You need to understand that for the most part no one gives a flying fuck about
the EUP what matters is the council the council is the one that represents the
Governments of each of the member states they are the ones that make the
decisions. The EUP is full of people who are non-electable in state level
politics and no serious politician actually wants to get involved with the EUP
there's no glory, no power, and no money in play there.

You can continue arguing about semantics but you need to understand that
there's much more to politics than de-jure agency if you look at every
political system in the world you'll find that often the majority of the power
tends to fall into the hands of positions and bodies that might not or should
not have power at all on paper, the US politics are a great example for it.

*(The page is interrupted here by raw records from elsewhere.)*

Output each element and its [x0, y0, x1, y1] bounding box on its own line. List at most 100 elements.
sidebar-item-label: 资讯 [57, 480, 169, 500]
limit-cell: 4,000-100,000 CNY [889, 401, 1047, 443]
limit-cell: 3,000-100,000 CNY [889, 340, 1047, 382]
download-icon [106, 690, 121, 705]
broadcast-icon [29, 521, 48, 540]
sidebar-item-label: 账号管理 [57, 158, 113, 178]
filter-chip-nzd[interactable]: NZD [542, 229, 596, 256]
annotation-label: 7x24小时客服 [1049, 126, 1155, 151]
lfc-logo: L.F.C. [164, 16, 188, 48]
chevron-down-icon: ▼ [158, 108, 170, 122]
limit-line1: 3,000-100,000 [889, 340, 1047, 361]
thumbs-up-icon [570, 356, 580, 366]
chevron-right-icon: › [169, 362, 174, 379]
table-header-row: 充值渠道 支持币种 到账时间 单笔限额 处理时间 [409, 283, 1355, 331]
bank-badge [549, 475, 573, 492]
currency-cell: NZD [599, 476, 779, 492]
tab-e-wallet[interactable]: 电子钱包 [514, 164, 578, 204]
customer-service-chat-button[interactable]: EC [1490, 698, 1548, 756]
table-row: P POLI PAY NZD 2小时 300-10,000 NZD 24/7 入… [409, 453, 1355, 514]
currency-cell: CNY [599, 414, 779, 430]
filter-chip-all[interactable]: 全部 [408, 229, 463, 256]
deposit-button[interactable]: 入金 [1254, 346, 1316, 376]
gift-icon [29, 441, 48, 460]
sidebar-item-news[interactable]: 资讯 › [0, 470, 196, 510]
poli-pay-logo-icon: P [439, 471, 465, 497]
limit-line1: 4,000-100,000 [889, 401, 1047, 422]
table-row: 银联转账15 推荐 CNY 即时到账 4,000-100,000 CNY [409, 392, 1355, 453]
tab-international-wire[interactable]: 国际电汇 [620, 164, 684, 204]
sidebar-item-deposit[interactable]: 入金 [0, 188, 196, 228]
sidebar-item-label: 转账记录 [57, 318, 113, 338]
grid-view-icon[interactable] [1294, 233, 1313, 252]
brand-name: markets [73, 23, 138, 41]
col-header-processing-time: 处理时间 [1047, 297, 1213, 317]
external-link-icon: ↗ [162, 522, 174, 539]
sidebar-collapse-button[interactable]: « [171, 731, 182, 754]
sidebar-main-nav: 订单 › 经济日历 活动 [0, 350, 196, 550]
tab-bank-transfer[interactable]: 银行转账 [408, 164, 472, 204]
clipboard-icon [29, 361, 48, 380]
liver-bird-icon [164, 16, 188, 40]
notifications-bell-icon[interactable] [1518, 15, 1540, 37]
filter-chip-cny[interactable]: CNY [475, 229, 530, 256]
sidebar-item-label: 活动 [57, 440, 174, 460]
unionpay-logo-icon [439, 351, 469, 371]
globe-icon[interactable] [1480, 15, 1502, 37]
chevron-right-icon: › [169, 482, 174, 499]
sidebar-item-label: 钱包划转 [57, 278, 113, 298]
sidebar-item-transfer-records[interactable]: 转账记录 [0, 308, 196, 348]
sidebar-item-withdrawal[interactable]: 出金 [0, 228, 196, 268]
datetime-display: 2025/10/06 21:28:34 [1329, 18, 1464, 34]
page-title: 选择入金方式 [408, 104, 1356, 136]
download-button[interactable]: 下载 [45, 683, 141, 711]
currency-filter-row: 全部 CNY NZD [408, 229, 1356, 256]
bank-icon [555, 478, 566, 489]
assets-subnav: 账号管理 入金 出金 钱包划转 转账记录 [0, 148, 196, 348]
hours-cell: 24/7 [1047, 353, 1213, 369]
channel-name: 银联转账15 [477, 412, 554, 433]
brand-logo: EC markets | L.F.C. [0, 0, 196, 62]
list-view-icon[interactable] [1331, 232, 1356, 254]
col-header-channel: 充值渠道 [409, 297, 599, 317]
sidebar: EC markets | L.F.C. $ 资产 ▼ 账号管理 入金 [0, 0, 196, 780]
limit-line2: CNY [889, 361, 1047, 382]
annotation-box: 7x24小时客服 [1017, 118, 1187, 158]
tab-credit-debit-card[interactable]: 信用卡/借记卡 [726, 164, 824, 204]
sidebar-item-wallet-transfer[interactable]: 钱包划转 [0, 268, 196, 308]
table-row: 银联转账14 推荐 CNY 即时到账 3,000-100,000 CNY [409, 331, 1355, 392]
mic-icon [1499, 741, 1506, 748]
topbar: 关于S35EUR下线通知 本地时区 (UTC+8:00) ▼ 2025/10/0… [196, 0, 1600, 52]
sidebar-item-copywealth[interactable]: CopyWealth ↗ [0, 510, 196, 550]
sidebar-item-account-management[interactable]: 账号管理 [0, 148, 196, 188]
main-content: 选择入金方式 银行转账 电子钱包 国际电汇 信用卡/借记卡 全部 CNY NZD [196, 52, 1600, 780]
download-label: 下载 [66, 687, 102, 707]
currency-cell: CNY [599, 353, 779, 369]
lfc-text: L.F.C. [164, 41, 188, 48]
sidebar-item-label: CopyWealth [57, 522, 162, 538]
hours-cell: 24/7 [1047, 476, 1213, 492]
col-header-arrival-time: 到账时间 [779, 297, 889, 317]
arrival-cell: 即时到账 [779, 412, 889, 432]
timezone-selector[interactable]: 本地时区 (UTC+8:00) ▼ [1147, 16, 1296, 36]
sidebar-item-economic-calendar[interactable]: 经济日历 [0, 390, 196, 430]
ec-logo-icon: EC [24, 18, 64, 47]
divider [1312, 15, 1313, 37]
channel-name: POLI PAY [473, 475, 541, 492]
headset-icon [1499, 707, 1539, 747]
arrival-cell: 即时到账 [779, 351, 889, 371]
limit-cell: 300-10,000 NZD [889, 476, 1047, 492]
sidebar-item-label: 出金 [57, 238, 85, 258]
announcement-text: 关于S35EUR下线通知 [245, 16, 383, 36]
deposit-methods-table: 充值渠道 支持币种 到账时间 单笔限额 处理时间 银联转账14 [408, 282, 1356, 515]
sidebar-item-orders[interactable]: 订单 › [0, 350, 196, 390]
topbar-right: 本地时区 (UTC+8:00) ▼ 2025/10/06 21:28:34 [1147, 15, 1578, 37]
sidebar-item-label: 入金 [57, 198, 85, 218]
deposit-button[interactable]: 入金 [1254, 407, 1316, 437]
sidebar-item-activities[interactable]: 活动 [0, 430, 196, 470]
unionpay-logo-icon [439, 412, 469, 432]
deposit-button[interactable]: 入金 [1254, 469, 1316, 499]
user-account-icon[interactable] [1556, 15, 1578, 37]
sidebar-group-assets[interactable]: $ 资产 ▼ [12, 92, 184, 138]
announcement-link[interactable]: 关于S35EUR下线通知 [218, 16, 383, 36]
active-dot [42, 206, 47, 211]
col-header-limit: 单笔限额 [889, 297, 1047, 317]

As far as the EU goes the only thing that matters in terms of de-facto policy
is what the Governments of the member states want no some yahoos that got
elected in elections that no one really cares about with 40% or some times
less turn out, and the treaties that the EU is based on leave gaping holes to
ensure that member states keep their sovereignty and agency because outside of
a very few or well actually one state with so far suicidal social and
political tendencies most member states still value their sovereignty over
unity and considering the Euro-skepticism within most state level political
systems these days it is not going to change any time soon.

Have a nice day.

P.S.

ai16 _Special legislative procedures_

Special legislative procedures replace the former consultative, cooperation
and assent procedures. The objective is to simplify the EU’s decision-making
process by making it clearer and more effective. As their name indicates,
these procedures derogate from the ordinary legislative procedure and
therefore constitute exceptions. _In special legislative procedures, the
Council of the EU is, in practice, the sole legislator_. The European
Parliament is simply associated with the procedure. Its role is thus limited
to consultation or approval depending on the case. Unlike the ordinary
legislative procedure, the Treaty on the Functioning of the EU does not give a
precise description of special legislative procedures. The rules of special
legislative procedures are therefore defined on an ad hoc basis by the
Articles of the Treaty on European Union and the Treaty on the Functioning of
the EU that provide for their implementation.

And no there isn't much limit on the "special legislative procedure" for the
most part the council can enact it at any point which is why even when the
ordinary legislative procedure is used the role of the parliament is much more
formal and official.

This is one of those many many loopholes I've talked about that pretty much
allow the Governments of the member states to have full control over the union
and not vice-versa. If you still want to argue, well have a nice day again!